In May, 1882, the Company purchased a 25 x 63 foot plot of land from William Raynor for a price of $100 on the west side of Parsonage A venue, later Church Street. On this lot the Company members built the first fire house in Freeport. The Company's second apparatus was built in 1900 with the work performed by Theodore Bedell's Blacksmith Shop. Although this apparatus was intended to be hand drawn, horses, supplied from Henry Schulter's Grocery Store, could be attached and draw the apparatus to fires.

The first factory built apparatus utilized by the Company was a 1911 American LaFrance which was generally termed a fourth-sized truck and was purchased for $1,573. This truck was equipped with a hitch allowing for two or three horses to be attached. The truck measured forty feet, one inch in length and weighed about 4,000 pounds. Its equipment consisted of 234 feet of ladders, fire lines, buckets, life net, chemical extinguishers and charges, pike poles, wall hooks, door opener, battering ram, wire cutters, lineman's climbers, tin roof cutters, shovels, pitchforks and a ten- inch Rushmore Searchlight. In August 1914, the truck was motorized by the addition of a three ton Mack Tractor with a four cylinder, 50 horsepower engine at a cost of $6,000.

The next apparatus employed by the Company was a 1924 Seagrave sixty-five foot wood aerial truck, the first one placed in service on Long Island. The building needed to be expanded, due to the arrival of the new truck; the Company had outgrown the building. Early in 1936 a deal was consummated with the Village Board of Trustees that in exchange for the old firehouse and property, the Village would secure the lot directly north, owned by the Freeport Council, Jr. O.U.A.M. (Order of United American Mechanics) and build a new firehouse. The Village appropriated $45,000 for this project.



The new spacious Company quarters were completed on October 23, 1937, which allowed for the storage of all equipment and apparatus and future expansion. In November of 1940, a Diamond-T flood light truck was placed in service followed by a 1942 Seagrave, 100 foot steel aerial ladder truck which was the first of its kind on Long Island.

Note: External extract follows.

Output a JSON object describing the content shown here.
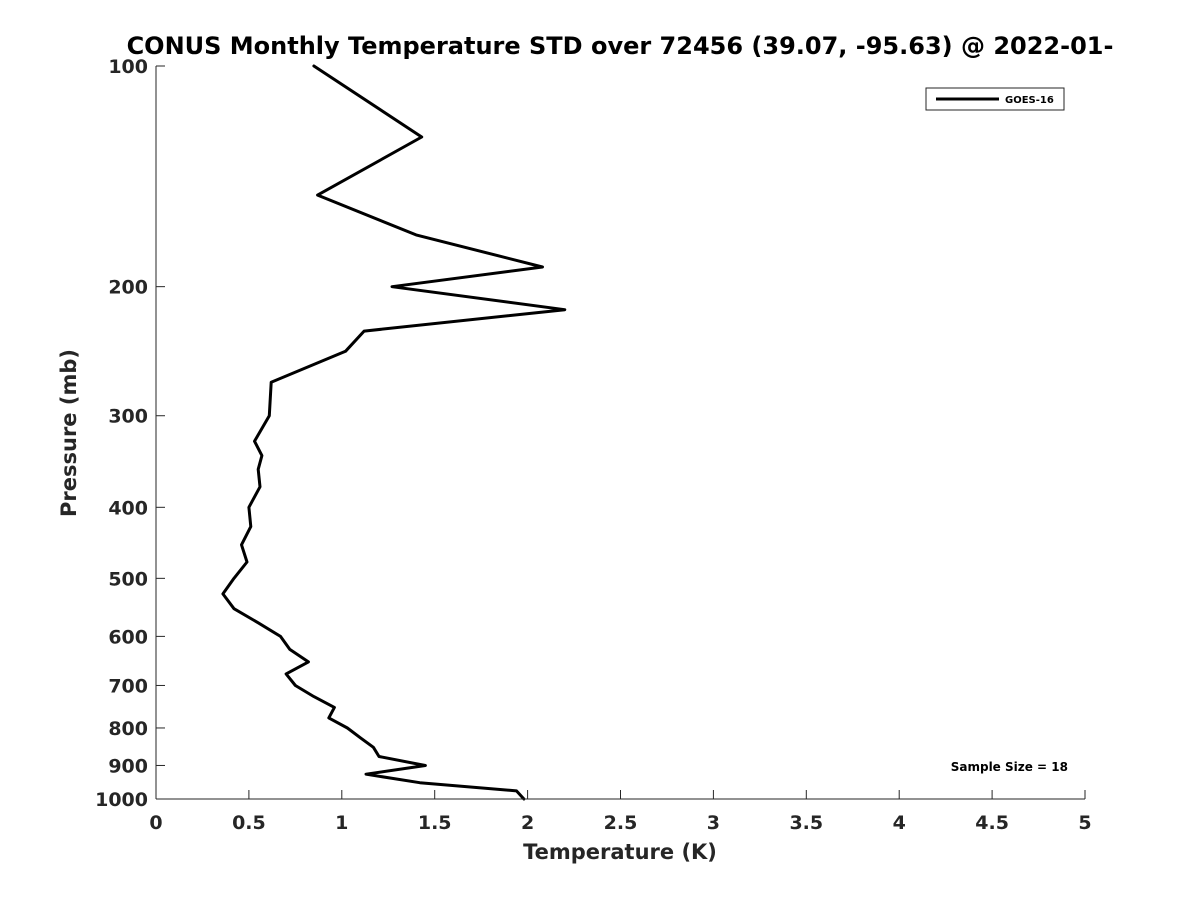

On January 4, 1989, sadness struck the Company when Thomas A. Razzano died as a result of a heart attack that he sustained as he was responding to an alarm of fire.
In 2002 an addition was added to the building, doubling the size of the quarters, in anticipation of their next apparatus, a 2004 Seagrave 100 foot aerial truck with a ten man cab. Also that year the 1990 Simon Duplex Saulsbury Rescue Truck was transferred from Emergency Rescue Company No.9 for use as a "Special Equipment Unit" and replaced the former Collapse Unit vehicle.